Totò was always busy but never stopped talking. He too told a few little stories of murdered children, down in the Salento, going into the details as though talking about how to make
spaghetti alla carbonara
. Bordelli listened in silence, washing down the pork with a red wine that made him weak at the knees.

After the short tales from back home, Totò started talking about long-haired hippies. He saw a lot of them about, these days. More and more, in fact. He liked them, actually, sort of like puppies. But he simply couldn’t understand how a man could wear his hair like a woman without feeling embarrassed.

‘In the past it was perfectly normal,’ said Bordelli.

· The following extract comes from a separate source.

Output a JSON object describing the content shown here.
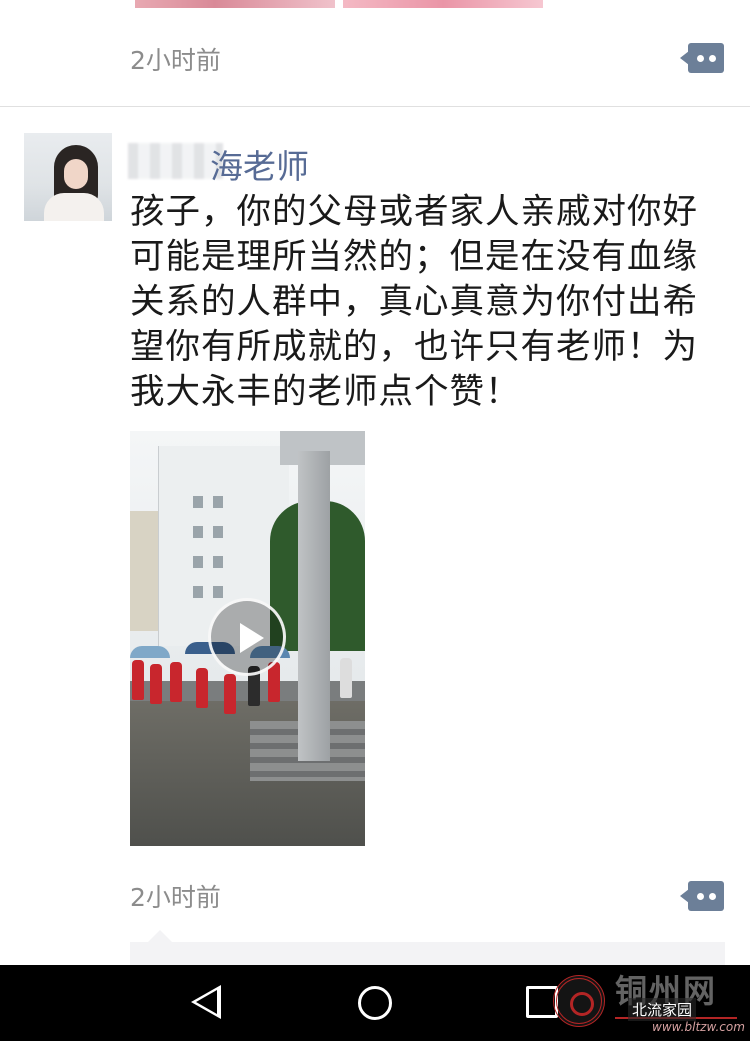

‘I’d like to see what you’d look like with hair like a girl’s,’ said Totò, laughing and turning over a huge steak. He poured out a pot of pasta and a minute later set six steaming plates down on the counter of the serving hatch. Then with a smile on his lips he put a slice of apple tart and a small glass of
vin santo
down in front of the inspector.

Leaving the trattoria, Bordelli felt guilty for having succumbed to temptation. He lit a cigarette and started walking at a leisurely pace back to the station, thinking of the long afternoon ahead.

A beautiful girl in a rather short skirt walked past, and he turned around to look at her, very nearly crashing into a scooter parked on the pavement. He almost blushed, thinking he could be her father … if not her grandfather. He turned around again to look at her. But wasn’t she cold, he wondered, with her legs all uncovered like that? He still hadn’t got used to seeing such short hemlines, and they always had a powerful effect on him.

He thought of Elvira and their last night together. A night like all the others, except that the following day she’d left him, after the briefest of phone calls. She was very pretty, Elvira. She had a mole on her lip and another on her left breast.

‘Poor old teddy bear, all alone again …’ said Rosa, doing his fingernails with little scissors and emery boards. Bordelli was lying on the sofa with his shoes off, a glass of grappa resting on his chest. Every so often he raised his head to take a sip. The songs of Tony Dallara softly filled the room at low volume.

Rosa loved doing these little things for her policeman friend, especially when he was down. She would squeeze his blackheads, wash his face with creams, give him manicures, massage his back … Ever since she’d given up the profession she’d become a bit melancholy, but also sweeter. A tender retired prostitute with the soul of a little girl. Her big white cat, Gideon, was sleeping on a chair.

‘I feel like Calimero,’ said Bordelli.
2

‘You’re always chasing pretty girls …’

‘That’s not true.’

‘Yes it is.’ She had a small, strange smile on her lips.

‘At my age I’d like to find a nice, pretty woman who will stay with me till I die,’ Bordelli said melodramatically. At least Rosa wasn’t talking about the missing boy.

‘I know the kind of woman you need.’

‘I love it when you play Mummy for me …’

‘I mean it.’

‘And what kind of woman do I need?’

‘I’ve noticed that you like dark women with long straight hair. Young and slender with dark, mysterious eyes …’

‘Who wouldn’t like a woman like that?’

‘But that’s not the kind of woman you need.’

‘Oh no?’

‘I could easily see you with a blonde of about forty, slightly chubby, always cheerful, who, whenever you came home, would throw her arms around you and drag you to bed.’

‘Just the thought of it turns my stomach.’ Bordelli sighed.

‘You’re not very nice, you know. I was describing someone a bit like myself,’ said Rosa, pretending to be offended. Fortunately she didn’t stop filing his nails.

‘You’re not the least bit chubby,’ said Bordelli, trying to patch things up.